Black, 1st Texas Infantry, dying on May 7. According to a couple of
different accounts, Lieutenant Colonel Black, and another soldier, Private
Bush, were buried at Cedar Hill, New Kent County, Virginia, on the property of
Dr. John Mayo. One Texas soldier wrote that Black was buried “in a private
graveyard on the hill, and the burial service of the Episcopal church was read
at the grave by a lady to whom the premises belonged.”

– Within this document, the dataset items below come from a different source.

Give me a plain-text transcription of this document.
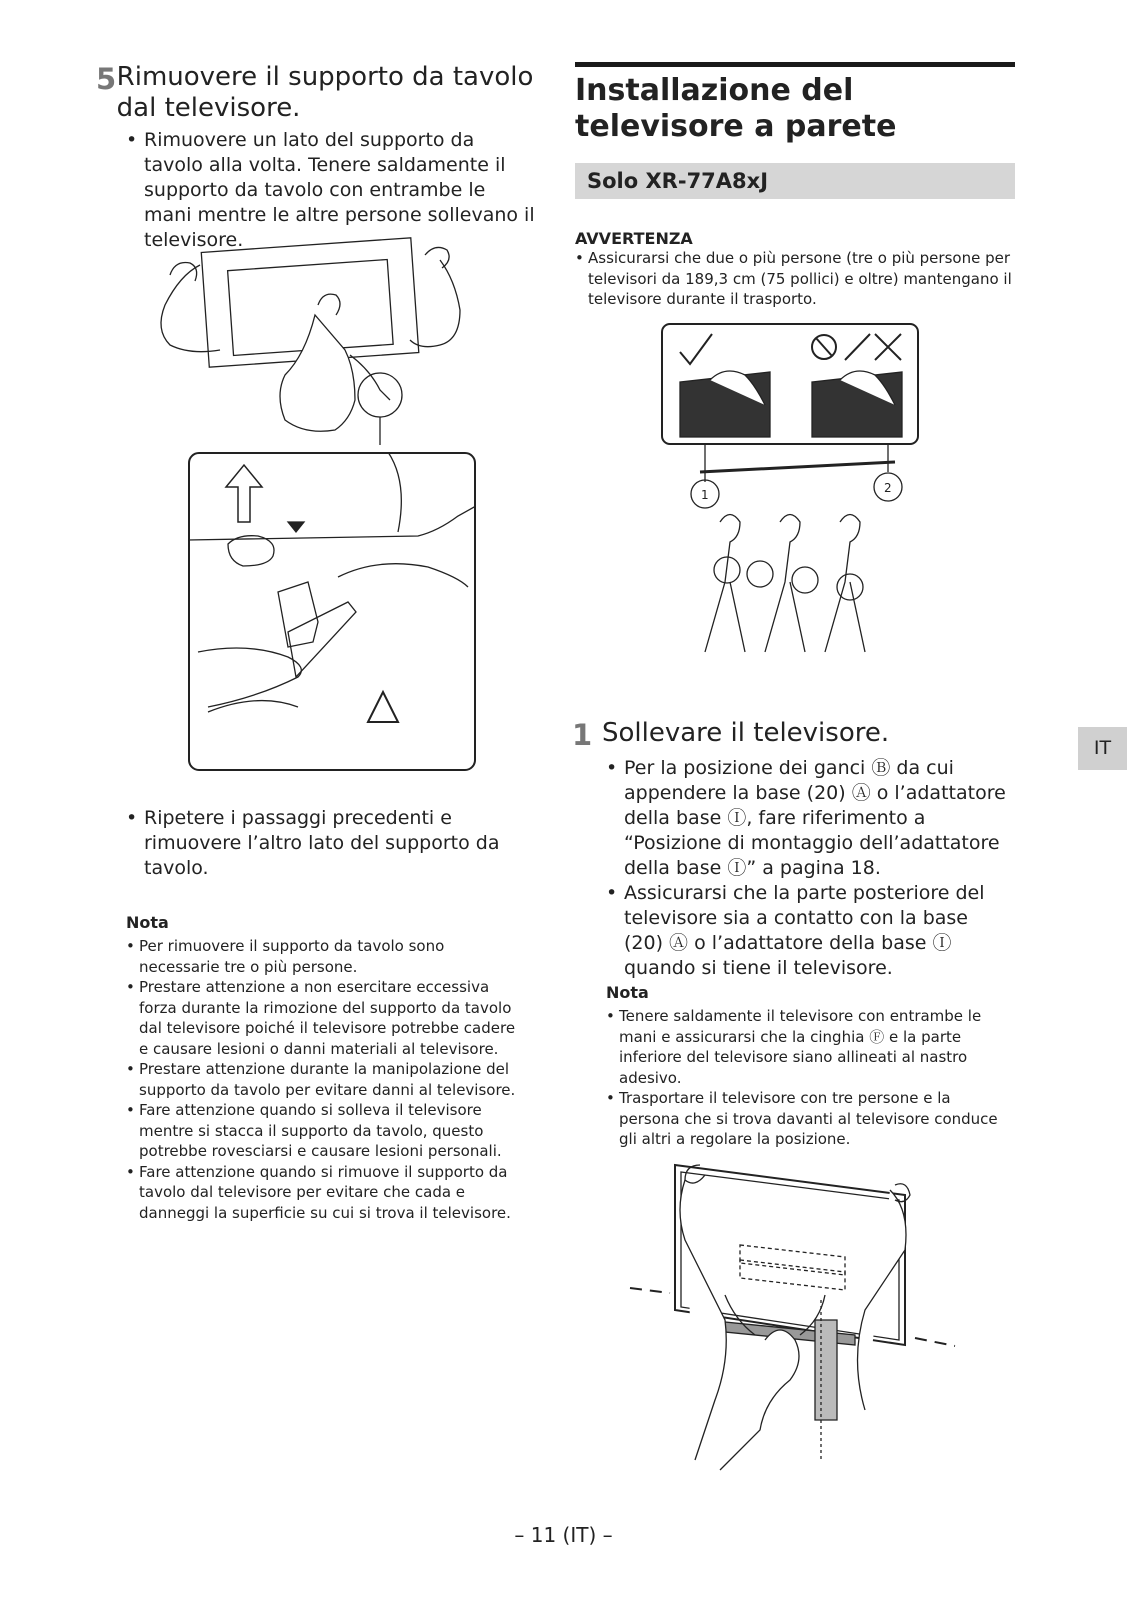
5 Rimuovere il supporto da tavolo dal televisore.
• Rimuovere un lato del supporto da tavolo alla volta. Tenere saldamente il supporto da tavolo con entrambe le mani mentre le altre persone sollevano il televisore.
• Ripetere i passaggi precedenti e rimuovere l’altro lato del supporto da tavolo.
Nota
• Per rimuovere il supporto da tavolo sono necessarie tre o più persone.
• Prestare attenzione a non esercitare eccessiva forza durante la rimozione del supporto da tavolo dal televisore poiché il televisore potrebbe cadere e causare lesioni o danni materiali al televisore.
• Prestare attenzione durante la manipolazione del supporto da tavolo per evitare danni al televisore.
• Fare attenzione quando si solleva il televisore mentre si stacca il supporto da tavolo, questo potrebbe rovesciarsi e causare lesioni personali.
• Fare attenzione quando si rimuove il supporto da tavolo dal televisore per evitare che cada e danneggi la superficie su cui si trova il televisore.
Installazione del televisore a parete
Solo XR-77A8xJ
AVVERTENZA
• Assicurarsi che due o più persone (tre o più persone per televisori da 189,3 cm (75 pollici) e oltre) mantengano il televisore durante il trasporto.
1	2
1 Sollevare il televisore.
• Per la posizione dei ganci Ⓑ da cui appendere la base (20) Ⓐ o l’adattatore della base Ⓘ, fare riferimento a “Posizione di montaggio dell’adattatore della base Ⓘ” a pagina 18.
• Assicurarsi che la parte posteriore del televisore sia a contatto con la base (20) Ⓐ o l’adattatore della base Ⓘ quando si tiene il televisore.
Nota
• Tenere saldamente il televisore con entrambe le mani e assicurarsi che la cinghia Ⓕ e la parte inferiore del televisore siano allineati al nastro adesivo.
• Trasportare il televisore con tre persone e la persona che si trova davanti al televisore conduce gli altri a regolare la posizione.
IT
– 11 (IT) –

The 1864 painting of The Burial of Latané depicts a
similar scene of a burial being conducted by women, but the painting is an
artistic interpretation, since the service was actually conducted by a Methodist
minister who arrived shortly before the service and burial were conducted.
These two stories,
and there are undoubtedly more waiting to be discovered, provide illustrations
for several different important points. Women were willing to ensure that men
were to have proper burials in a time of increasing hardship. These women were
willing to provide the last stages of that “Good Death” so often discussed in
historical literature of the past twenty plus years. Women were willing to
assume roles not typically perceived by society as being roles for women. While
women were often involved in the burial process, these women were willing to go
beyond tradition. For Mrs. Palmer, William West Skiles was a family friend who
had lived with them for a short amount of time. For those in New Kent County,
Lieutenant Colonel Black was a stranger from Texas. Yet the norms of the era
dictated that he also deserved a proper burial. With no ordained minister at
hand, these women were willing to see that the prescribed customs of the time
were followed. Were there repercussions for their actions? Were they criticized
or praised? It is hard to say.
While there was discussion of starting an Episcopal church
close to the Palmer home, the closest church was more than twenty miles away
over poor mountain roads, so Mrs. Palmer’s decision seems to have been
influenced by both geography and by circumstances. There was a church, St.
Peter’s Episcopal Church, in New Kent County, but it is unknown if the woman who
buried Colonel Black and Private Bush was a member. In any case, what we do
know is that these women understood the importance of proper rituals and burial
practices, and they were willing to take on unexpected roles to ensure those practices
were completed for friends and strangers.